Days since an "AI found security bug" turned out to be totally false due to the inability of the tool to actually parse C code: 0

I'm seeing multiple of these type of "reports" per week now for Linux. Why do people think that an LLM can somehow do better than a compiler and also not even test their proposed changes to verify they even do anything?

{sigh}
@gregkh Some people simply lack the skill, but they'd like to add “contribution to the Linux kernel” to their CVs.
Disclaimer: I've no idea if that was actually the case here.
@ptesarik That's what `drivers/staging/` is for, we just took 10+ patches for that subsystem from new submitters yesterday. That's much easier to accomplish than trying to parse the output of an "AI tool" :)
@gregkh Yes, let's promote staging (again)! Sounds like a good plan to me.

@gregkh so you're implying that those people actually "think" before submitting such reports...

that is very generous of you

@gregkh And don't understand why these people are submitting garbage AI report.

What's the goal of it?

@tisha @gregkh Bug bounties usually (and I've seen a report where it showed that some large companies pay out often enough even though the report is bogus).
@gregkh this seems to be a very active topic right now
@gregkh you know the adage that as soon as a measure becomes a target it stops being a useful measure? I think something like that has happened with bugs and bounties
@gregkh I kind of doubt that they are capable of even testing it, or else they wouldn't use the lying machine in the first place.

@gregkh

Full ACK.

Sad but true. 🤢

@gregkh Some people easily fall for marketing pitches.
@gregkh
We've spent billions of dollars on AI! You MUST use it, and believe its every pronouncement!
@gregkh I wonder if LLMs are going to cause more problems under authoritarian regimes, where people are conditioned to do what they're told without question. Seems like perfect conditions for modern "AI" to cause all sorts of havoc, with all of it being excusable with "the computer told me to".
@gregkh Maybe "Days" should be changed to "Hours"?
@gregkh Perhaps someone should tell that to Sasha Levin, as he applies bad patches to AUTOSEL based on LLM output? :-(.
@gregkh
To test it requires actual work?
@gregkh fwiw, curl just bans these types of people https://hackerone.com/reports/3230082
curl disclosed on HackerOne: Stack-based Buffer Overflow in TELNET...

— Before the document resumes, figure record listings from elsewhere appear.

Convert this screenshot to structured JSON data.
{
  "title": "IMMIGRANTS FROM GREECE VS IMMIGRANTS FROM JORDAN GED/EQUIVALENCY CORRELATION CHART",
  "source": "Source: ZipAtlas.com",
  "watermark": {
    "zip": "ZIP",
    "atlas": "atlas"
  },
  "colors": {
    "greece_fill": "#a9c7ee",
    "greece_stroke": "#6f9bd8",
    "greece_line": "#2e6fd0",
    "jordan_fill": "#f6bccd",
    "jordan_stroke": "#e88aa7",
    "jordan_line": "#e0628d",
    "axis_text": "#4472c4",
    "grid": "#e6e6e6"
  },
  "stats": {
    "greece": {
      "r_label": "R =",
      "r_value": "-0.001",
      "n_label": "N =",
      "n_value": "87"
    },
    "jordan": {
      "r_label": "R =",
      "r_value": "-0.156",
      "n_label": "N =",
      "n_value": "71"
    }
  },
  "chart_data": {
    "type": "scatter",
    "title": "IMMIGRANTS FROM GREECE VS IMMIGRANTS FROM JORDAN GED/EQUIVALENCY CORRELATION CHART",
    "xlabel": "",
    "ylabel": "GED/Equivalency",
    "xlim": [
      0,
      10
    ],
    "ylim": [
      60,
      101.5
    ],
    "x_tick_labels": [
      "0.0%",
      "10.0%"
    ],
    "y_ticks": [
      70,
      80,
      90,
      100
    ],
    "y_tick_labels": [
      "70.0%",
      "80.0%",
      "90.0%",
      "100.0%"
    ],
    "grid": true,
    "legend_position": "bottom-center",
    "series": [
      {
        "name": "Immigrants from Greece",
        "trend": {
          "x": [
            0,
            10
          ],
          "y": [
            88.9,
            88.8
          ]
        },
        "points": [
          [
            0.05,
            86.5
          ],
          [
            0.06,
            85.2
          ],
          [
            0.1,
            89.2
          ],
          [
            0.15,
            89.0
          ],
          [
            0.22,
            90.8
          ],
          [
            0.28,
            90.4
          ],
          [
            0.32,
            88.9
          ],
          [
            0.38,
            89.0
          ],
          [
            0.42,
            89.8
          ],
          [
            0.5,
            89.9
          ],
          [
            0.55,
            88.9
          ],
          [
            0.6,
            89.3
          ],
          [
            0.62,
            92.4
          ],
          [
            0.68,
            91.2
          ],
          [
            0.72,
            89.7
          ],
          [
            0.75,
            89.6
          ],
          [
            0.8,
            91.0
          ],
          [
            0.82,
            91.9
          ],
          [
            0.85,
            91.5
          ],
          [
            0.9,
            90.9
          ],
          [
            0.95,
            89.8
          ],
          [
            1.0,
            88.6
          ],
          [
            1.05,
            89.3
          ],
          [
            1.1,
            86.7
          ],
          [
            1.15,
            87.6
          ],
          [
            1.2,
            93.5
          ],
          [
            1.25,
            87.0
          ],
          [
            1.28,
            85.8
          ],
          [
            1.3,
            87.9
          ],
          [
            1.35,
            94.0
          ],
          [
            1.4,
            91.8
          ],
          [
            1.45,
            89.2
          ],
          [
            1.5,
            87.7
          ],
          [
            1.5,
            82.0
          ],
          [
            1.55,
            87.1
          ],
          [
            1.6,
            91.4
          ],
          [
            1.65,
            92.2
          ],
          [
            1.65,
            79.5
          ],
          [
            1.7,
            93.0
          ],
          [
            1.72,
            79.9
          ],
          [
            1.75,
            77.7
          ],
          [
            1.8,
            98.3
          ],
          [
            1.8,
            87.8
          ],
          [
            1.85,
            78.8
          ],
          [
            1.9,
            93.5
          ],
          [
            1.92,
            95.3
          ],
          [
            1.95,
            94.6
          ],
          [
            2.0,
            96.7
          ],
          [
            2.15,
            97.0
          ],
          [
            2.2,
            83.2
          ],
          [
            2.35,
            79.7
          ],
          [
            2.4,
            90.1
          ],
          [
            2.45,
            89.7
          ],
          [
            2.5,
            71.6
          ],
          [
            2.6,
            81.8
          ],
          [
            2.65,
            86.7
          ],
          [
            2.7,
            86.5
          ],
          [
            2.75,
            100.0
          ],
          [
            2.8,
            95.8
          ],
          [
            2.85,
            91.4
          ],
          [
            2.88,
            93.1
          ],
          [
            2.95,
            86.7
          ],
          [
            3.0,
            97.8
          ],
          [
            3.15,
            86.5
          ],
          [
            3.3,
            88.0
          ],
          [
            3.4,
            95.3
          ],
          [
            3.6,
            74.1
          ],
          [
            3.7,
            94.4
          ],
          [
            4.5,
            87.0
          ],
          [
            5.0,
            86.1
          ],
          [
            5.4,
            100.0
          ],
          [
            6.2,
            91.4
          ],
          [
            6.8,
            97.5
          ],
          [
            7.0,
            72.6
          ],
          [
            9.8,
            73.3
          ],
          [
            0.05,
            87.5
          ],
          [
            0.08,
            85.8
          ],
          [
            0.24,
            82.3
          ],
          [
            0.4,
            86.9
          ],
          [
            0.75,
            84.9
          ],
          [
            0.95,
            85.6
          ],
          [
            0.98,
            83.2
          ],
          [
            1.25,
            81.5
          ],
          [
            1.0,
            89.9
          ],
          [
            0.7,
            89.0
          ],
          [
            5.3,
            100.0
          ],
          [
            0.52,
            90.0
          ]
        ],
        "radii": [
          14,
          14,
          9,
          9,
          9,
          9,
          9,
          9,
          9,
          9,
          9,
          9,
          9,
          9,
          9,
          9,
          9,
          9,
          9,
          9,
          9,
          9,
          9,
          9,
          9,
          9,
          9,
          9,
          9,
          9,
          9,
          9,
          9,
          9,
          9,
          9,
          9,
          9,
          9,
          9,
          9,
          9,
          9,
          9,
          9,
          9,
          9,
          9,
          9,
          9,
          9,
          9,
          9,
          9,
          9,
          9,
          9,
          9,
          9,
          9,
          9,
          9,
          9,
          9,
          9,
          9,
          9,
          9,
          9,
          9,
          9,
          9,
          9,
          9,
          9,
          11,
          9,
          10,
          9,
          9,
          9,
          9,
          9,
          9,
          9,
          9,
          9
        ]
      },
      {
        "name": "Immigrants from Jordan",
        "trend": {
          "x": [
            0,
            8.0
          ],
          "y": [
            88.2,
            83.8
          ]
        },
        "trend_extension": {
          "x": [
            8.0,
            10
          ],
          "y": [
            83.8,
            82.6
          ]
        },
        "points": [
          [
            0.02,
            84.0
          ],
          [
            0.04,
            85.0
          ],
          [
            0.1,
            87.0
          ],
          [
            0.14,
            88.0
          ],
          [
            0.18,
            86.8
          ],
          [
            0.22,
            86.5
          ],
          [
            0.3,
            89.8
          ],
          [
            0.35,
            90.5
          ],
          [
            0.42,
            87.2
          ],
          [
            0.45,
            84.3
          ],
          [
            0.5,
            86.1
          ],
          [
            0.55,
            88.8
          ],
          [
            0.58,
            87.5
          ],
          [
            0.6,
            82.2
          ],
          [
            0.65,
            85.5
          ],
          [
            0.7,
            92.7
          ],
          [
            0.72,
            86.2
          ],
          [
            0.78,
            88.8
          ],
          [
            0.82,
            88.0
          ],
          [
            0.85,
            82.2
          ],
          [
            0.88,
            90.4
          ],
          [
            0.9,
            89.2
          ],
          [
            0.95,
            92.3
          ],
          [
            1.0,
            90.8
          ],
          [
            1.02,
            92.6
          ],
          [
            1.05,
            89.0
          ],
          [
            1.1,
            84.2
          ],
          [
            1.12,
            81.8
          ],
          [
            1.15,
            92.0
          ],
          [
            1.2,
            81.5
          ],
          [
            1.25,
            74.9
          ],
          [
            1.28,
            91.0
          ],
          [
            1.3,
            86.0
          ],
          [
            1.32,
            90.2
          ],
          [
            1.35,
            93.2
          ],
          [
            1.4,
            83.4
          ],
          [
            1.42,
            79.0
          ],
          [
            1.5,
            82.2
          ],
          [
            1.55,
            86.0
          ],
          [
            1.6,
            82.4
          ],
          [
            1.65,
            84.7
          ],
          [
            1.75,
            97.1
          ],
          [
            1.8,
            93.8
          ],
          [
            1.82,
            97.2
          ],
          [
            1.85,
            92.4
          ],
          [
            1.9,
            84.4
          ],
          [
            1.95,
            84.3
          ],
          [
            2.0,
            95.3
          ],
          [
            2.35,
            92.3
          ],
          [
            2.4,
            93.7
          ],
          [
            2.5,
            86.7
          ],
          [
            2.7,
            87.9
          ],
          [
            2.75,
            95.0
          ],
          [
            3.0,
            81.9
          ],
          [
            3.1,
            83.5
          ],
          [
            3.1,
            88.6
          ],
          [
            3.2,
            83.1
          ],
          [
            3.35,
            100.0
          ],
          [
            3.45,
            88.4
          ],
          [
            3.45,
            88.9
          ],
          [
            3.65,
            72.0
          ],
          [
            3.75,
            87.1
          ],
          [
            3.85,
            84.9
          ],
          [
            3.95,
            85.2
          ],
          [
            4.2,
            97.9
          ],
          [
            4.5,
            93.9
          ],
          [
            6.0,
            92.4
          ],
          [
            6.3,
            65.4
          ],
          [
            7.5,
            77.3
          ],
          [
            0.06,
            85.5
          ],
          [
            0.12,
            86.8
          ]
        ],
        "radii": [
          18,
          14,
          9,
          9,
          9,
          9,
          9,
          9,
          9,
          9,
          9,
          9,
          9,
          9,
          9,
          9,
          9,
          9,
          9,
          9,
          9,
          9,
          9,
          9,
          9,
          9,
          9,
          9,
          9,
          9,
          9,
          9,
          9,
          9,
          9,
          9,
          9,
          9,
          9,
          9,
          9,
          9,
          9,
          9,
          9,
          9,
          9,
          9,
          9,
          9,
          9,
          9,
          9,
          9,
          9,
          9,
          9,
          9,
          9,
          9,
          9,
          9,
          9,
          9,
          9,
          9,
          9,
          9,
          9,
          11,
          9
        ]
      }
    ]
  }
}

**Title:** Stack-based Buffer Overflow in TELNET NEW_ENV Option Handling **Vulnerability Description:** **Summary:** A stack-based buffer overflow vulnerability exists in the `libcurl` TELNET handler. When `libcurl` connects to a malicious TELNET server, the server can trigger an overflow by sending a `NEW_ENVIRON SEND` request. This causes the client to construct a response that overwrites...

HackerOne

@gregkh I suspect you've already seen this slide from @badger but just in case, or for anyone else reading this who doesn't (yet) follow him...

https://mastodon.social/@bagder/114856434115222517

@gregkh linters literally do their job better than a speculation machine
@winload_exe @gregkh Almost, but not quite, as if linters and other tools were carefully designed to do a particular job, and thus do it well.

@gregkh This is the grotty side of #LLMs, of course. There is a good side. Sometimes.

But mostly what I see is #AIslop, and because of that I give It about as much respect as I did the #BoredApe bubble.

If LLMs are to be taken seriously, their act needs clearing up!

@gregkh Fun story... One month, it was my job to run Klokwork (static code analysis) against our own code, because somebody in management had decided it's important to fix all "vulnerabilities" that an automated tool can find. An expensive tool, mind you.
Two senior engineers and lots of build resources, for a month, and we changed hundreds of thousands of lines of code (some by script).
1/x
@gregkh After all that, the Product Manager did not want to merge it into production/main, because "too many lines of code changes".
I learned a lesson - when tasked, always ask "if I do this, will you ship it" of your Product Manager. Or just take the money to waste time...
But for fun, I ran Klokwork against the linux kernel source (we were cross-compiling an ARM kernel and rootfs/dist of our own) and the "violations" were voluminous.
But somehow nobody was worried about that.
2/x
@gregkh I don't think of LLM-based coding "assistants" any differently - in the hands of experts, probably useful. In the hands of ignorant, lazy people seeking quick solutions, dangerously untrustworthy results nobody wants.
And a distraction from efforts that could really improve your software or service.